Luckily, 2019 will be chock-full of meteor showers, and we could all use one — searching the sky for an empyrean light show is the spiritual antonym to shoving one's face into a backlit iPhone. Whether it's an inspired date, a night the kids won't forget or just you with your thoughts, consider giving it a try.
This year, there will be nine prominent meteor showers visible:
The Quadrantids: Decemeber 27-January 12 (peak January 3-4)
The Lyrids: April 16-28 (peak April 21-22)
The Eta Aquariids: April 19-May 28 (peak May 4-5)
The Southern Delta Aquariids: July 12-Augsust 23 (July 20-30)
The Perseids: July 17-August 26 (August 12-13)
The Orionids: October 2-November 7 (October 21-22)
The Leonids: November 6-30 (November 16-17)
The Geminids: December 4-17 (December 13-14)
The Ursids: December 17-26 (December 21-22)
Whatever night(s) you choose to head out, make sure you're hours away from the light pollution of a major city. Fields work best (beware treelines) and you should brace yourself for a late one: it's easiest to catch a shower between midnight and dawn.
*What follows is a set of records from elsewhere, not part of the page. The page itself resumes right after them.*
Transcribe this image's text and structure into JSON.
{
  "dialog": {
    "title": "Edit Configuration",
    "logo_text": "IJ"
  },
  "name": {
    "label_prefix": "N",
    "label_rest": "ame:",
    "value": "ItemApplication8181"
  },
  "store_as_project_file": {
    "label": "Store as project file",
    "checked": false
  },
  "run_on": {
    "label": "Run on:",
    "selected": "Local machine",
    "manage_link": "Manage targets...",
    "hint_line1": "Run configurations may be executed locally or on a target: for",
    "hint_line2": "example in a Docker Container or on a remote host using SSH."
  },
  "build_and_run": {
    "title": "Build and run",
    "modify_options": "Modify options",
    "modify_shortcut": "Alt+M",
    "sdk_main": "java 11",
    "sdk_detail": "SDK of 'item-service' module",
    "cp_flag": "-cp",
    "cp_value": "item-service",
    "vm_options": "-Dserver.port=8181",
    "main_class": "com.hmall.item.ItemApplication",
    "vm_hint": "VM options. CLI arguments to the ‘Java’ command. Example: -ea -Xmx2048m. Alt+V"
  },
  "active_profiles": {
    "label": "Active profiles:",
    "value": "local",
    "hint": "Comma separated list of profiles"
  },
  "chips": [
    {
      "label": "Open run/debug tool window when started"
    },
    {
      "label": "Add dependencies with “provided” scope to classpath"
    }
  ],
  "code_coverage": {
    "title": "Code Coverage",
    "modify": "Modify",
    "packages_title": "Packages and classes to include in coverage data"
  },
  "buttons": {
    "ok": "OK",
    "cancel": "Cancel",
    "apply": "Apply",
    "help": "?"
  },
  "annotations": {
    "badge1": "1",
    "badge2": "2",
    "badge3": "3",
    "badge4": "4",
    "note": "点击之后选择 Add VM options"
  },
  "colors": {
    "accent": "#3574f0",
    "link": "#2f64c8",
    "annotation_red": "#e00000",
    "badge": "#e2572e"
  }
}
And a couple basic facts so you sound smart when you pull this off: meteor showers are caused by meteoroids (big, bulky space debris leftover from a comet) crashing into the Earth's atmosphere. Fascinatingly, many of those comet crashes aren't from this century, or even the one before. Those meteors have been hanging out up in space since the Lincoln presidency, just waiting for the right moment to give you an ooh or an ahh. Oh, and the naming system above (with the "-id" suffix) corresponds to the constellation in which you'll find the meteor shower. So study up and good luck out there.